IMU + camera (VIO), LiDAR + camera—filters (EKF) or factor graphs fuse predictions.

Typical visual SLAM pipeline

  1. Extract and match features (ORB, FAST+BRIEF, …).
  2. Estimate motion between frames (essential/fundamental matrix, PnP with map points).
  3. Triangulate new 3D landmarks; local bundle adjustment.
  4. Detect loops; optimize pose graph or global BA.

Example: match two frames

import cv2
import numpy as np

g1 = cv2.imread("frame0.jpg", cv2.IMREAD_GRAYSCALE)
g2 = cv2.imread("frame1.jpg", cv2.IMREAD_GRAYSCALE)
orb = cv2.ORB_create(1000)
k1, d1 = orb.detectAndCompute(g1, None)
k2, d2 = orb.detectAndCompute(g2, None)

bf = cv2.BFMatcher(cv2.NORM_HAMMING, crossCheck=True)
matches = bf.match(d1, d2)
matches = sorted(matches, key=lambda m: m.distance)[:200]

pts1 = np.float32([k1[m.queryIdx].pt for m in matches])
pts2 = np.float32([k2[m.trainIdx].pt for m in matches])

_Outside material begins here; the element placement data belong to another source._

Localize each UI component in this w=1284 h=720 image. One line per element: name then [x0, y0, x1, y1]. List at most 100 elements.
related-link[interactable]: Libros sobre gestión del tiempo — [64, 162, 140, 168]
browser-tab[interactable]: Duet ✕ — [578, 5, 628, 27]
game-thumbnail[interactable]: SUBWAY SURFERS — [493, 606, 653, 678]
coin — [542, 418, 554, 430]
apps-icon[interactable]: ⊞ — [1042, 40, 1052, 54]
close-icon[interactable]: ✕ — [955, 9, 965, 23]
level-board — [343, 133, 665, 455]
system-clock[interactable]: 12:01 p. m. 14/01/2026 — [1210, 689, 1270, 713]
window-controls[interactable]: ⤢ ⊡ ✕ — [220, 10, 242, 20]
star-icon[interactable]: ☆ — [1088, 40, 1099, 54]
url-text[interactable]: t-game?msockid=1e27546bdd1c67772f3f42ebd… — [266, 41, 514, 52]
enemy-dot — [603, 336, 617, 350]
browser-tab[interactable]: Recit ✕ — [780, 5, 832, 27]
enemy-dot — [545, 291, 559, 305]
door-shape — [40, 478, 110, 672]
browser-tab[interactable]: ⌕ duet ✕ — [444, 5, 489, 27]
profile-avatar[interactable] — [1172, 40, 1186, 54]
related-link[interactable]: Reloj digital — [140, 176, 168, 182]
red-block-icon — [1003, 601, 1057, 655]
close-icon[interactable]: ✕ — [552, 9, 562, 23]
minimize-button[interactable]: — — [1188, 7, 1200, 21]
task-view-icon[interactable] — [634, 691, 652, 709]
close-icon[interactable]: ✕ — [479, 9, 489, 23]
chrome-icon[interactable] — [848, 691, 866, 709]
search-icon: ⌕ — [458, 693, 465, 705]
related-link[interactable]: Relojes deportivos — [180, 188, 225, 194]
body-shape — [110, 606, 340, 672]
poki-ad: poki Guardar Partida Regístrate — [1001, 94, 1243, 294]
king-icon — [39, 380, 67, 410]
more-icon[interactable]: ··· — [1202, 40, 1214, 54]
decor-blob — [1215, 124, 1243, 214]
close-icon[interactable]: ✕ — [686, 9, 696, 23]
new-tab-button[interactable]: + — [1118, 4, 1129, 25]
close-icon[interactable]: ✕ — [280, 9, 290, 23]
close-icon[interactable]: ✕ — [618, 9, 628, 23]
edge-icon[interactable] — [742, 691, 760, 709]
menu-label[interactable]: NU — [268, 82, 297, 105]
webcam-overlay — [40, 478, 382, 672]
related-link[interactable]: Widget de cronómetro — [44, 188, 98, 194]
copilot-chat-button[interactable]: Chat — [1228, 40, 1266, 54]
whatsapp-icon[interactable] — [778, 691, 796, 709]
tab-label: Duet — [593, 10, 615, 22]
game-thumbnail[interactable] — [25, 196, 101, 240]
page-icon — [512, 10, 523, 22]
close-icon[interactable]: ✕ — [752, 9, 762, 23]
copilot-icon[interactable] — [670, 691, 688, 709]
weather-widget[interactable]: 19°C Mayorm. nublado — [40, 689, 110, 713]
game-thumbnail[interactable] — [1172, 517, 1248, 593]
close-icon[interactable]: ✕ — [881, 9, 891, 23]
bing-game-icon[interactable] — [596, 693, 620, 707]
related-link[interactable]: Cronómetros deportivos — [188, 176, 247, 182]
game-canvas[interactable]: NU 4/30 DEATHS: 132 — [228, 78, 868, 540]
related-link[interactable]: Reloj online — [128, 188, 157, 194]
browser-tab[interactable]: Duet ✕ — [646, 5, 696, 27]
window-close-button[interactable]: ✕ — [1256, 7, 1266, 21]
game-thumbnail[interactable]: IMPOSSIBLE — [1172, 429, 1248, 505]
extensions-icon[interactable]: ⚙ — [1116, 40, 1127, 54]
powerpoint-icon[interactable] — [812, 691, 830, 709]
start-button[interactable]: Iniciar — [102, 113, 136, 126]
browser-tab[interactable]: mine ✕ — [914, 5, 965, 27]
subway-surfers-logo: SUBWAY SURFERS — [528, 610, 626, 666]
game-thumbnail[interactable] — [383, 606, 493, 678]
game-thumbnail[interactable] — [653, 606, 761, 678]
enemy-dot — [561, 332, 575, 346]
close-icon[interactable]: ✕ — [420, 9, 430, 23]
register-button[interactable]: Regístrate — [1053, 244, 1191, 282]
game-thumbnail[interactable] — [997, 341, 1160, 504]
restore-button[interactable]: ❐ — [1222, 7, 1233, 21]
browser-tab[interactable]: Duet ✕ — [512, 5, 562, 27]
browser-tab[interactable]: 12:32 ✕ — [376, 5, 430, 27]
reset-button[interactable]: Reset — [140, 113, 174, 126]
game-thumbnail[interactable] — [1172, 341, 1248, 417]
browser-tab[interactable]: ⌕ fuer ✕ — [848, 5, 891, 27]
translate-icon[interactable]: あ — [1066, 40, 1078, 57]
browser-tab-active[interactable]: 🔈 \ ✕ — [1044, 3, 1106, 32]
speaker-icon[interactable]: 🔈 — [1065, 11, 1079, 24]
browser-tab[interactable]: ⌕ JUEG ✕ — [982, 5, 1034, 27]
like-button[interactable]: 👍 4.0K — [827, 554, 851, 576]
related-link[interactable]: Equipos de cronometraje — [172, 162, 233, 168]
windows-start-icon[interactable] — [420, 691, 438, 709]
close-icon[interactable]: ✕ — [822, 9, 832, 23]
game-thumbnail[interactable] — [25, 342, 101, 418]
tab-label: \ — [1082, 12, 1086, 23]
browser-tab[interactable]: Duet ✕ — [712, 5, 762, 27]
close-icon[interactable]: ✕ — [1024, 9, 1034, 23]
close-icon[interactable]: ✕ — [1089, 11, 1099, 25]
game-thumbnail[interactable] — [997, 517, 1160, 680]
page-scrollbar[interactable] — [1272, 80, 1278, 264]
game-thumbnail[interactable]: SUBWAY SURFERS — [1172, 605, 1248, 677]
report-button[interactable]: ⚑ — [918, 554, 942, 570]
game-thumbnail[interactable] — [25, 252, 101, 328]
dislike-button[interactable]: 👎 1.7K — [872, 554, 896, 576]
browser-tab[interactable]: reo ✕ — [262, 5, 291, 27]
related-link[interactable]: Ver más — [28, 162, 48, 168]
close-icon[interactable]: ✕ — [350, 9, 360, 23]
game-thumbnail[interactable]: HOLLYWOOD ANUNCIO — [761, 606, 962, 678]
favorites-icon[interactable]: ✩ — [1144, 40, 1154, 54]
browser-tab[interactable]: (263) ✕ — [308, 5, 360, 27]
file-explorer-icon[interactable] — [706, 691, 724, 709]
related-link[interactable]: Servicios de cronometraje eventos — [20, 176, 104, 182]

Essential matrix and recoverPose

With calibrated intrinsics K, the essential matrix E relates normalized correspondences. recoverPose yields R, t (up to scale for monocular).

K = np.array([[fx, 0, cx], [0, fy, cy], [0, 0, 1]], dtype=np.float64)

E, mask = cv2.findEssentialMat(pts1, pts2, K, method=cv2.RANSAC, prob=0.999, threshold=1.0)
in1 = pts1[mask.ravel() == 1]
in2 = pts2[mask.ravel() == 1]

_, R, t, _ = cv2.recoverPose(E, in1, in2, K)
# R,t: motion from frame1 coords to frame2 (convention: verify OpenCV docs)

Fundamental matrix (uncalibrated)

F, mask = cv2.findFundamentalMat(pts1, pts2, cv2.FM_RANSAC, 1.0, 0.99)

Frameworks to explore

  • ORB-SLAM3 — feature-based, mono/stereo/RGB-D, loop closing.
  • OpenVINS, VINS-Mono — tightly coupled VIO.
  • RTAB-Map — RGB-D mapping with ROS integration.

Takeaways

  • SLAM = online pose + map; drift needs loop closure or global sensors.
  • Two-view geometry (E, recoverPose) is a VO building block.
  • Production SLAM uses factor graphs / BA—not just pairwise estimates.

Quick FAQ

Translation from two views is known only up to scale without metric references (stereo baseline, IMU, known object size).

Structure-from-Motion often processes an unordered photo collection offline; SLAM stresses real-time operation and sequential state estimation.